Comments are subject to review, and can be removed by the administration of the site at any time and for any reason.
Great job again! 555!
Three 5s for the Monkeys! You've disproved the maxim about too many cooks spoiling the soup.
Hilarious and LOL in places, folks! Fat with great lines!
Im fat.... BUT I FELL OVER LAUGHING!!! great job!!!
Good one, you all! 5's
A masterpiece! Too many good lines to count, but my favorite had to be replacing "Galileo" with "Meat and Mayo." Superb job and keep up the excellent work!
meaty !
Stellar!!! ROFLMAO!!! "I'm just a soy bean nobody loves me." I love it. "Meat and Mayo," very clever. Great job.

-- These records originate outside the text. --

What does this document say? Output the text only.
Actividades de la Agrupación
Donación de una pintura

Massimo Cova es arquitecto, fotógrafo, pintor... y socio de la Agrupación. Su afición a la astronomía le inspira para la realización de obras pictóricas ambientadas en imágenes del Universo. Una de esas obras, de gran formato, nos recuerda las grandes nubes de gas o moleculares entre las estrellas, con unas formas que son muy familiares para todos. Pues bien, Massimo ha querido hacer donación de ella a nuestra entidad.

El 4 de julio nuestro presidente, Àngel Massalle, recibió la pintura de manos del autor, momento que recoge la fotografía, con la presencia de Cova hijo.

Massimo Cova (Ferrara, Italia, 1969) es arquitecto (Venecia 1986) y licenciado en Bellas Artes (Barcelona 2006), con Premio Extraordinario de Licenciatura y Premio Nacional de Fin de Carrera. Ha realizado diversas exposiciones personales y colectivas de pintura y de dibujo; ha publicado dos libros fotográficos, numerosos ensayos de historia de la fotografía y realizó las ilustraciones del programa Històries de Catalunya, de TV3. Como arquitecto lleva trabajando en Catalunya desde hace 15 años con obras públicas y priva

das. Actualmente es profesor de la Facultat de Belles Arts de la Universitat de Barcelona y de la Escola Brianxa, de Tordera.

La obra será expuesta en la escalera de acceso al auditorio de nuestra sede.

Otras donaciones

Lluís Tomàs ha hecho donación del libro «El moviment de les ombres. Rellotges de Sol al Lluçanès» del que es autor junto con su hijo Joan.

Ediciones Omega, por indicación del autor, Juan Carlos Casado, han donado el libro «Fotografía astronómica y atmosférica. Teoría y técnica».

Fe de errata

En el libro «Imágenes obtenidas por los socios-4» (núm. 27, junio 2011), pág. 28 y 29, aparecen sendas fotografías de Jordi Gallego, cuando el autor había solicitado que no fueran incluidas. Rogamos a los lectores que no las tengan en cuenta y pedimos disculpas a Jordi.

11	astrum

Hey, hey, we're the monkeys. And people say we're funky and brown. Great stuff all, esp. with the expert assembly job there, Johnny.
Argh, the last part of "meat and mayo..." should have been "Meat and Mayo, hold the roll: Anti-hero...
The Soybean segment is classic.
The Soybean segment is classic.
Thanks, Claude. 5's for us, natch. Hey hey, we're the monkeys, and here comes our next parody, so you better get ready, we're hairy troubadours of glee.
More fun than a barrel full o' monkeys!!! Great job again!!!
Eeeeeee! I got kudos on my lines! This was fun!
Excellent! Beans are always full of goodness, Merry!***
I figured I'd listen to the recording of "Bohemian Rhapsody" while I read this parody, and it was flawless: The pacing, the cleverness of the lyrics, the sharp wit, the courage to tackle Atkins. I award you all the fives I can give you.
Way to go! I LOVED the Marlon Brando line. One of the better of the 143,000 Bohemian parodies on the site :-)
A song that would wanna make Lisa Simpson Throw Up!!! In other words, it means its a bloody good song!!! I'm getting to be a pro at this, Just like my Dad, I wish I was Bob Geldof!!!
This is incredible, it fits perfectly! That, and it somehow captures the turmoil and torment of the original in a very easy-to-relate to context. Oh yeah that subjective junk aside, it's really funny. All my five are belong to this.